Fokus utama pengalokasian APBD 2026 adalah pada program-program yang secara langsung menopang kepentingan publik. Ini mencakup berbagai sektor vital yang menyentuh hajat hidup orang banyak, memastikan efektivitas penggunaan dana.
Program Strategis untuk Kesejahteraan Warga Jabar
Wakil Ketua DPRD Jabar ini menyebutkan bahwa APBD 2026 harus diarahkan pada program yang mendukung pertumbuhan ekonomi daerah. Selain itu, upaya pengentasan kemiskinan dan penciptaan lapangan kerja menjadi fokus utama yang tidak boleh diabaikan.
Penanganan stunting juga ditekankan sebagai salah satu prioritas penting dalam alokasi anggaran. Akses kesehatan dan pendidikan yang berkualitas tinggi juga ditekankan sebagai kebutuhan dasar yang harus terpenuhi bagi seluruh warga.
“Kita menghadapi situasi ekonomi yang tidak baik-baik saja. Maka DPRD harus memastikan program yang mendorong pertumbuhan ekonomi, mengurangi kemiskinan, membuka pekerjaan, serta meningkatkan layanan kesehatan dan pendidikan benar-benar teranggarkan,” tegas Ono. Hal ini menunjukkan komitmen untuk mengatasi tantangan sosial ekonomi.
Pengawasan dan Legislasi Ketat untuk APBD Efektif
Ono Surono menambahkan bahwa APBD tidak boleh berhenti hanya sebagai daftar program semata, melainkan harus menjadi alat konkret untuk meningkatkan kesejahteraan masyarakat. Untuk itu, legislator di seluruh kabupaten dan kota di Jawa Barat harus memperketat fungsi legislasi dan pengawasan mereka.
Fungsi legislasi yang responsif dan pengawasan yang tajam sangat diperlukan untuk memastikan bahwa kebijakan anggaran berjalan efektif.
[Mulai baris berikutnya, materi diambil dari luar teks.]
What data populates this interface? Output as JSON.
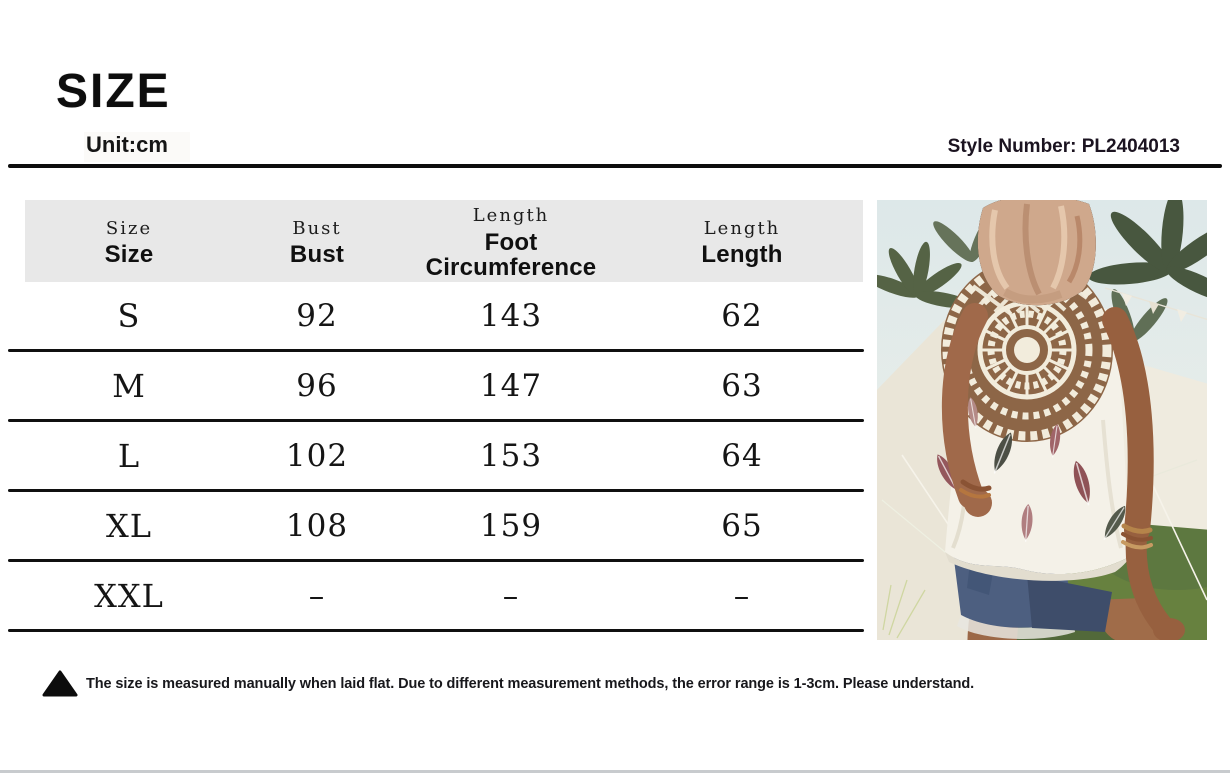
{
  "page": {
    "title": "SIZE",
    "unit_label": "Unit:cm",
    "style_number": "Style Number: PL2404013"
  },
  "size_table": {
    "columns": [
      {
        "eyebrow": "Size",
        "label": "Size"
      },
      {
        "eyebrow": "Bust",
        "label": "Bust"
      },
      {
        "eyebrow": "Length",
        "label": "Foot Circumference"
      },
      {
        "eyebrow": "Length",
        "label": "Length"
      }
    ],
    "rows": [
      {
        "cells": [
          "S",
          "92",
          "143",
          "62"
        ]
      },
      {
        "cells": [
          "M",
          "96",
          "147",
          "63"
        ]
      },
      {
        "cells": [
          "L",
          "102",
          "153",
          "64"
        ]
      },
      {
        "cells": [
          "XL",
          "108",
          "159",
          "65"
        ]
      },
      {
        "cells": [
          "XXL",
          "–",
          "–",
          "–"
        ]
      }
    ]
  },
  "note": {
    "icon": "triangle-up-icon",
    "text": "The size is measured manually when laid flat. Due to different measurement methods, the error range is 1-3cm. Please understand."
  },
  "product_photo": {
    "alt": "Back view of a woman in a white crochet-back sleeveless top with feather print and denim shorts, standing on grass in front of white tents and palm trees"
  },
  "colors": {
    "rule_black": "#0d0d0d",
    "header_gray": "#e8e8e8",
    "bottom_border_gray": "#c8cbce",
    "text_black": "#111111"
  }
}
Ini adalah kunci agar setiap rupiah yang dialokasikan benar-benar memberikan manfaat maksimal bagi warga.
“Hal-hal mendasar itu harus dipastikan melalui legislasi yang responsif dan pengawasan yang tajam agar kebijakan anggaran berjalan efektif untuk masyarakat,” ujarnya. Keterlibatan aktif legislator sangat vital dalam mewujudkan APBD 2026 yang berpihak pada rakyat.